IRA members who were charged with crimes in the Republic in the 1980s were on average a decade older than their counterparts in the North, a new book says.
ost came from Dublin, Louth and Monaghan, and the most common charges they faced in court were armed robbery or possession of guns or explosives.
In A Broad Church: The Provisional IRA in the Irish Republic, Volume 2: 1980-1989, author Gearóid Ó Faoleán uses court reports from newspapers to build a picture of the organisation’s membership in the Republic.
More than a third (37pc) were aged 30 to 45 and 17pc were over 45. The eldest was 72. Just one in 10 IRA members in the Republic was 18 to 21, compared with nearly a quarter in the 1970s.
Mr Ó Faoleán estimates the average age of IRA defendants here was 33, “relatively old for active participation and indeed five years older than the average age of the same group in the previous decade”.
An academic study of republican prisoners in Northern Ireland in the 1980s found more than half were under 21 and only 11pc were over 30.
Mr Ó Faoleán views the fall in young IRA members appearing before the courts as partly due to the lack of intelligence gardaí had on new recruits.
The IRA’s Southern Command moved solidly into a support role in the 1980s. “Gone were the heady days of the early 1970s when it was not uncommon for volunteers from Kerry, Cork and Limerick to be engaged in active service around and across the Border,” he writes.

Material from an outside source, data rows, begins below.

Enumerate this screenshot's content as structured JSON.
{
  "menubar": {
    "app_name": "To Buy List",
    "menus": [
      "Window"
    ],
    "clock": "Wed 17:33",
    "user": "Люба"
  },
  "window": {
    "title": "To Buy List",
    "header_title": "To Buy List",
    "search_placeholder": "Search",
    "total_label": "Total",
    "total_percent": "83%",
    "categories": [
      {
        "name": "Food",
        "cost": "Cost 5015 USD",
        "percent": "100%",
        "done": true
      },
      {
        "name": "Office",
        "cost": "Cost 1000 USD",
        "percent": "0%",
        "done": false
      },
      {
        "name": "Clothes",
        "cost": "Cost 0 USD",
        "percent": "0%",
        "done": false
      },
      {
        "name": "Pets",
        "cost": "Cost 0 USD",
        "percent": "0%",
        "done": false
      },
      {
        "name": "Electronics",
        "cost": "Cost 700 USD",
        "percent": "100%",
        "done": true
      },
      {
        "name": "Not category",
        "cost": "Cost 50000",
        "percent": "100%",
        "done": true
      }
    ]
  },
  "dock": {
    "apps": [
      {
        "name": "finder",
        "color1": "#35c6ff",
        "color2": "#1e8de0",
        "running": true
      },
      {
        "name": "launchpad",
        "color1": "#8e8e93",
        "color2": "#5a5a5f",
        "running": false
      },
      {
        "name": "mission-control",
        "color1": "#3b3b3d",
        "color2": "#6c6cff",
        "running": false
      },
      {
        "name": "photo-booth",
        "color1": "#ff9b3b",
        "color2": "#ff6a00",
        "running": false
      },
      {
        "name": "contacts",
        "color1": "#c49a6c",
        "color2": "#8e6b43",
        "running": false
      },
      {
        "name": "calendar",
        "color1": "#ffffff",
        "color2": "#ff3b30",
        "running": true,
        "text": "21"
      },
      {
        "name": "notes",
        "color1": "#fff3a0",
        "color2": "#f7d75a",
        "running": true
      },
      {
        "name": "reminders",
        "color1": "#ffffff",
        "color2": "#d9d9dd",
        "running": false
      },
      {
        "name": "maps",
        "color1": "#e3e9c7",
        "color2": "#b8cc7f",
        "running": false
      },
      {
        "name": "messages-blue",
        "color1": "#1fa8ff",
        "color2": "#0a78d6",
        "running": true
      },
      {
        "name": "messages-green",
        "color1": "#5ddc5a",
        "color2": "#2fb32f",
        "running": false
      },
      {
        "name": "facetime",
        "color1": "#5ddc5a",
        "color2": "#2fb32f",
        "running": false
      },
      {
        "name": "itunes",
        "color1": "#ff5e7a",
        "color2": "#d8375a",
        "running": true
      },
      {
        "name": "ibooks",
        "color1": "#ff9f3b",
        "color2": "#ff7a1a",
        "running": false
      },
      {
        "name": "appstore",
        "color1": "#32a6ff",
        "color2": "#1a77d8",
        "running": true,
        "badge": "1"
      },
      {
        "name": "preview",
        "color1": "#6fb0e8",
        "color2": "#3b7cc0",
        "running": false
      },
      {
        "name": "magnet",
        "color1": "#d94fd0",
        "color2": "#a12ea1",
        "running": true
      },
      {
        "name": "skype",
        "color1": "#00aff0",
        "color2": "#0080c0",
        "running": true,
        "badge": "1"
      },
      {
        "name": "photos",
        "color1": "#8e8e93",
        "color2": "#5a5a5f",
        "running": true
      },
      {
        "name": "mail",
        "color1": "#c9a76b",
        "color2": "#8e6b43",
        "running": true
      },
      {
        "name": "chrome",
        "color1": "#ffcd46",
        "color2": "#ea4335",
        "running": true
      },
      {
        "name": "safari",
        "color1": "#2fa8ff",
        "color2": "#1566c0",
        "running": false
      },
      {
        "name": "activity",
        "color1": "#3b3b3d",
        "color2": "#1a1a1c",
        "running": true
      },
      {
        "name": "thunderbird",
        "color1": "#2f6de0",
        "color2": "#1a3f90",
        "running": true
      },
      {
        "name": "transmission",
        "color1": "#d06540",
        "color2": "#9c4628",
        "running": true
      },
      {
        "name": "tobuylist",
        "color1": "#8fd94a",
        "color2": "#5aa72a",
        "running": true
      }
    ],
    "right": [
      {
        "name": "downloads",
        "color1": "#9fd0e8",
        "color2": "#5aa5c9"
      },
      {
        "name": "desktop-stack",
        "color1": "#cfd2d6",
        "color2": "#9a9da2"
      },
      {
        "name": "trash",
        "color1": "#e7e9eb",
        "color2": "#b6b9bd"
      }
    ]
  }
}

Almost half of defendants faced charges relating to storing or moving guns or explosives. The second-most common charge was armed robbery, reflecting the Southern Command’s central role in fund-raising.
Nearly a third of defendants in the Republic were from Dublin. The IRA had a strong presence in the city “with a brigade based on each side of the Liffey”.
Kerry, Cork and Limerick made up around 15pc of cases in line with their “strong traditions of militant republicanism”.